The Jewish Week:
Joshua Lubliner, a journalist in his native Ukraine, became a window washer when he immigrated to New York in 1922. Each weekday, he’d get up at 4 a.m., gulp down a raw egg or two and leave his Brooklyn home for a full day of work. Upon his return, his nightly ritual was to sip tea with sugar cubes and read the Jewish Daily Forward — the Forvertz, as the Yiddish newspaper was known — in its entirety, clipping articles of interest for his personal scrapbook.

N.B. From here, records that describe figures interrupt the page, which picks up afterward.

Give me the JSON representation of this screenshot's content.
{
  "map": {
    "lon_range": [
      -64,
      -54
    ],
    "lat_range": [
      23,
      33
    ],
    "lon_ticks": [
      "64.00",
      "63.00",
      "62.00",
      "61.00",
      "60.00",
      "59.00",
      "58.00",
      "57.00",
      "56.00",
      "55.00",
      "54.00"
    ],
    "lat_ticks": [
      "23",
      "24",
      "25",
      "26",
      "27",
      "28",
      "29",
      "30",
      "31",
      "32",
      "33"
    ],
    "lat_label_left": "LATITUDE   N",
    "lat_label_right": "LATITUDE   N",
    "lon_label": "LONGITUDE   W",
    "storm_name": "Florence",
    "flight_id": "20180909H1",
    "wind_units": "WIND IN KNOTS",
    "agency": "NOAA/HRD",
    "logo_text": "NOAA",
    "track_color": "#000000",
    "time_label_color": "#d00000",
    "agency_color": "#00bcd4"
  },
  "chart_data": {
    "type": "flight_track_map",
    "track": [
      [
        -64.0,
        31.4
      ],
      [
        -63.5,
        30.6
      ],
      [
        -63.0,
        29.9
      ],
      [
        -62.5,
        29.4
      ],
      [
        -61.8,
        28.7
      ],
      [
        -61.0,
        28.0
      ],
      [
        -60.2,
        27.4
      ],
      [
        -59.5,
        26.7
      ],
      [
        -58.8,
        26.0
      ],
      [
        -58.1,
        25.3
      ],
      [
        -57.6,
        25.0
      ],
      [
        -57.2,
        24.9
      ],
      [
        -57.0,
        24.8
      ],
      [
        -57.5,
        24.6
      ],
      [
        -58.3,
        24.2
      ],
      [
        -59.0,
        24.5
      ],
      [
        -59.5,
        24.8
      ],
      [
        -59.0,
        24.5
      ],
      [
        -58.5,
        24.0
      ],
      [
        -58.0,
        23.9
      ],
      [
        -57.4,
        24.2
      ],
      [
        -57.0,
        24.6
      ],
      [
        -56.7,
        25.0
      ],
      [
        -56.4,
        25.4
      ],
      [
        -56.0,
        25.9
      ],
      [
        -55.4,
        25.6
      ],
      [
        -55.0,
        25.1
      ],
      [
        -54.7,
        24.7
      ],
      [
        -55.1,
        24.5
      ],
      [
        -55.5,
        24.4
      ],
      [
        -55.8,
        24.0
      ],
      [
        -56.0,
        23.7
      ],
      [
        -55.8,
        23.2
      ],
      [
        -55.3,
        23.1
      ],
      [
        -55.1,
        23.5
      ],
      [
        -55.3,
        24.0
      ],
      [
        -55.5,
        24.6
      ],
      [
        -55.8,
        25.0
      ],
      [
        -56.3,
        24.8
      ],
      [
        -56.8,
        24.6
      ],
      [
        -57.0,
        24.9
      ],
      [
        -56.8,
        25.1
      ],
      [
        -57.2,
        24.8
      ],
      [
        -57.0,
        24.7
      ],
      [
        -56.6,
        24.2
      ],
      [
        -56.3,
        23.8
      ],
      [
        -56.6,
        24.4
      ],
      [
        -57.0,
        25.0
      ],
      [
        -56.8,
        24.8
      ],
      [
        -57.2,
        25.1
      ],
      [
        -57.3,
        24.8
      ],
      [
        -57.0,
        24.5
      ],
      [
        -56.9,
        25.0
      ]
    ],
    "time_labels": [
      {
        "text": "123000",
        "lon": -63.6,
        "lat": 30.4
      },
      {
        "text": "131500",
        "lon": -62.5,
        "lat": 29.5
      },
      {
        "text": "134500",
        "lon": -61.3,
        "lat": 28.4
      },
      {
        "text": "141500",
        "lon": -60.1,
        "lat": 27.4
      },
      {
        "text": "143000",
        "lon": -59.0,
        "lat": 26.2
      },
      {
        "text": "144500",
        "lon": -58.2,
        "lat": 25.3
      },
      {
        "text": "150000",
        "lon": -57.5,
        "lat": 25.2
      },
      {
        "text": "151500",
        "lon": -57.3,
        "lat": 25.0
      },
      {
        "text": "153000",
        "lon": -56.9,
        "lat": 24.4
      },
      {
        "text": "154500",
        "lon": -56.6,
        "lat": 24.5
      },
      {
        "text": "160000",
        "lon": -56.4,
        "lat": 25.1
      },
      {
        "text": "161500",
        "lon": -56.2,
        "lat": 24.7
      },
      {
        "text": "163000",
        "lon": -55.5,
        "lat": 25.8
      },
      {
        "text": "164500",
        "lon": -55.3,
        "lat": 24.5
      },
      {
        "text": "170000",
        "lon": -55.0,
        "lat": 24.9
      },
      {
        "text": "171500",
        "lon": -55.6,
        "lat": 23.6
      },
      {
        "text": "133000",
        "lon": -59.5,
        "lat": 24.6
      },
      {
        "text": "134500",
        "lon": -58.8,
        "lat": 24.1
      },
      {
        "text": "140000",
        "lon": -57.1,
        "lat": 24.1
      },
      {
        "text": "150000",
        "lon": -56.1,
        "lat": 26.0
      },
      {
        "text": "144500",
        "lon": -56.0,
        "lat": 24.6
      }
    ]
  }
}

In the years following his arrival in New York, Lubliner was one of about 250,000 readers of the Forward, then the largest Yiddish newspaper in the city. For him and other immigrants, the Forward was a necessity, their link to America and to the world they left behind. In a new book and exhibition at the Museum of the City of New York, the Forward is seen as a guide, a source of news, entertainment and advice. To look back at its pages, as the exhibition suggests, is to look through a window into life among New York’s Jewish immigrant community.

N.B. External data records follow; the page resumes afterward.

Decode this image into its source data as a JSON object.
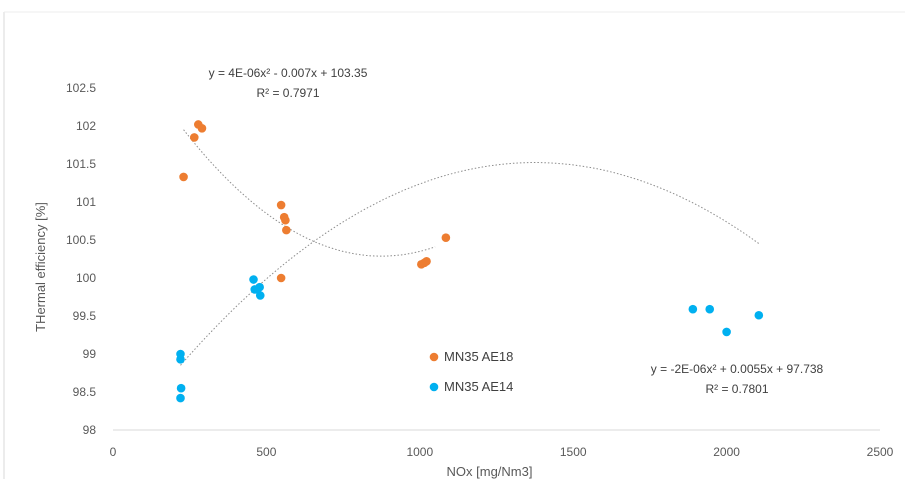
{
  "chart_data": {
    "type": "scatter",
    "xlabel": "NOx [mg/Nm3]",
    "ylabel": "THermal efficiency [%]",
    "xlim": [
      0,
      2500
    ],
    "ylim": [
      98,
      102.5
    ],
    "x_ticks": [
      "0",
      "500",
      "1000",
      "1500",
      "2000",
      "2500"
    ],
    "y_ticks": [
      "98",
      "98.5",
      "99",
      "99.5",
      "100",
      "100.5",
      "101",
      "101.5",
      "102",
      "102.5"
    ],
    "grid": false,
    "legend_position": "center",
    "series": [
      {
        "name": "MN35 AE18",
        "color": "#ED7D31",
        "points": [
          {
            "x": 230,
            "y": 101.33
          },
          {
            "x": 265,
            "y": 101.85
          },
          {
            "x": 278,
            "y": 102.02
          },
          {
            "x": 290,
            "y": 101.97
          },
          {
            "x": 548,
            "y": 100.96
          },
          {
            "x": 558,
            "y": 100.8
          },
          {
            "x": 562,
            "y": 100.76
          },
          {
            "x": 565,
            "y": 100.63
          },
          {
            "x": 548,
            "y": 100.0
          },
          {
            "x": 1005,
            "y": 100.18
          },
          {
            "x": 1015,
            "y": 100.2
          },
          {
            "x": 1022,
            "y": 100.22
          },
          {
            "x": 1085,
            "y": 100.53
          }
        ],
        "trendline": {
          "type": "poly2",
          "coefficients": {
            "a": 4e-06,
            "b": -0.007,
            "c": 103.35
          },
          "x_range": [
            230,
            1050
          ],
          "equation": "y = 4E-06x² - 0.007x + 103.35",
          "r_squared": "R² = 0.7971"
        }
      },
      {
        "name": "MN35 AE14",
        "color": "#00B0F0",
        "points": [
          {
            "x": 220,
            "y": 99.0
          },
          {
            "x": 220,
            "y": 98.93
          },
          {
            "x": 222,
            "y": 98.55
          },
          {
            "x": 220,
            "y": 98.42
          },
          {
            "x": 458,
            "y": 99.98
          },
          {
            "x": 462,
            "y": 99.85
          },
          {
            "x": 470,
            "y": 99.85
          },
          {
            "x": 478,
            "y": 99.88
          },
          {
            "x": 480,
            "y": 99.77
          },
          {
            "x": 1890,
            "y": 99.59
          },
          {
            "x": 1945,
            "y": 99.59
          },
          {
            "x": 2000,
            "y": 99.29
          },
          {
            "x": 2105,
            "y": 99.51
          }
        ],
        "trendline": {
          "type": "poly2",
          "coefficients": {
            "a": -2e-06,
            "b": 0.0055,
            "c": 97.738
          },
          "x_range": [
            220,
            2105
          ],
          "equation": "y = -2E-06x² + 0.0055x + 97.738",
          "r_squared": "R² = 0.7801"
        }
      }
    ]
  }
}
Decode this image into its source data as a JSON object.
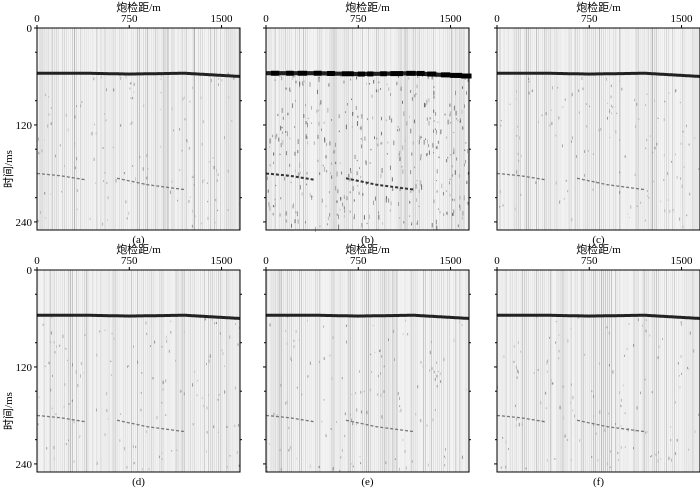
{
  "figure": {
    "x_axis_title": "炮检距/m",
    "y_axis_title": "时间/ms",
    "x_ticks": [
      "0",
      "750",
      "1500"
    ],
    "y_ticks": [
      "0",
      "120",
      "240"
    ],
    "panels": [
      {
        "label": "(a)",
        "noise": "low"
      },
      {
        "label": "(b)",
        "noise": "high"
      },
      {
        "label": "(c)",
        "noise": "low"
      },
      {
        "label": "(d)",
        "noise": "low"
      },
      {
        "label": "(e)",
        "noise": "low"
      },
      {
        "label": "(f)",
        "noise": "low"
      }
    ]
  },
  "chart_data": {
    "type": "heatmap",
    "x": {
      "label": "炮检距/m",
      "range": [
        0,
        1650
      ],
      "ticks": [
        0,
        750,
        1500
      ]
    },
    "y": {
      "label": "时间/ms",
      "range": [
        0,
        250
      ],
      "ticks": [
        0,
        120,
        240
      ],
      "inverted": true
    },
    "panels": [
      "(a)",
      "(b)",
      "(c)",
      "(d)",
      "(e)",
      "(f)"
    ],
    "events": {
      "first_arrival_ms": [
        [
          0,
          56
        ],
        [
          400,
          56
        ],
        [
          750,
          57
        ],
        [
          1200,
          56
        ],
        [
          1650,
          60
        ]
      ],
      "reflection_1_ms": [
        [
          0,
          180
        ],
        [
          200,
          183
        ],
        [
          400,
          188
        ]
      ],
      "reflection_2_ms": [
        [
          650,
          186
        ],
        [
          900,
          194
        ],
        [
          1200,
          200
        ]
      ]
    }
  }
}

Published on the newspaper’s 110th anniversary, “A Living Lens: Photographs of Jewish Life from the Pages of the Forward” edited by Alana Newhouse (Norton) includes about 500 black-and-white images, drawn from the newspaper’s archives, covering the immigrant community and beyond. Beautifully produced, the book is full of pictorial treasures, some works of art for their composition, others simply capturing a moment in time, whether a meeting of the century club of the Hebrew Home for the Aged in Dorchester, Mass.; Sophie Tucker showing off a hand of cards; Jewish watchmen on guard in Palestine, dressed in Arab clothing; a portrait of a young David Ben-Gurion and his wife Paula; “Six Chums of Biala,” as it was originally captioned, a portrait of six women, all named Ida, sitting proudly in straw hats, neighbors in Biala, Poland, who all immigrated to America; or the window of the now-closed landmark Ratner’s restaurant on the Lower East Side.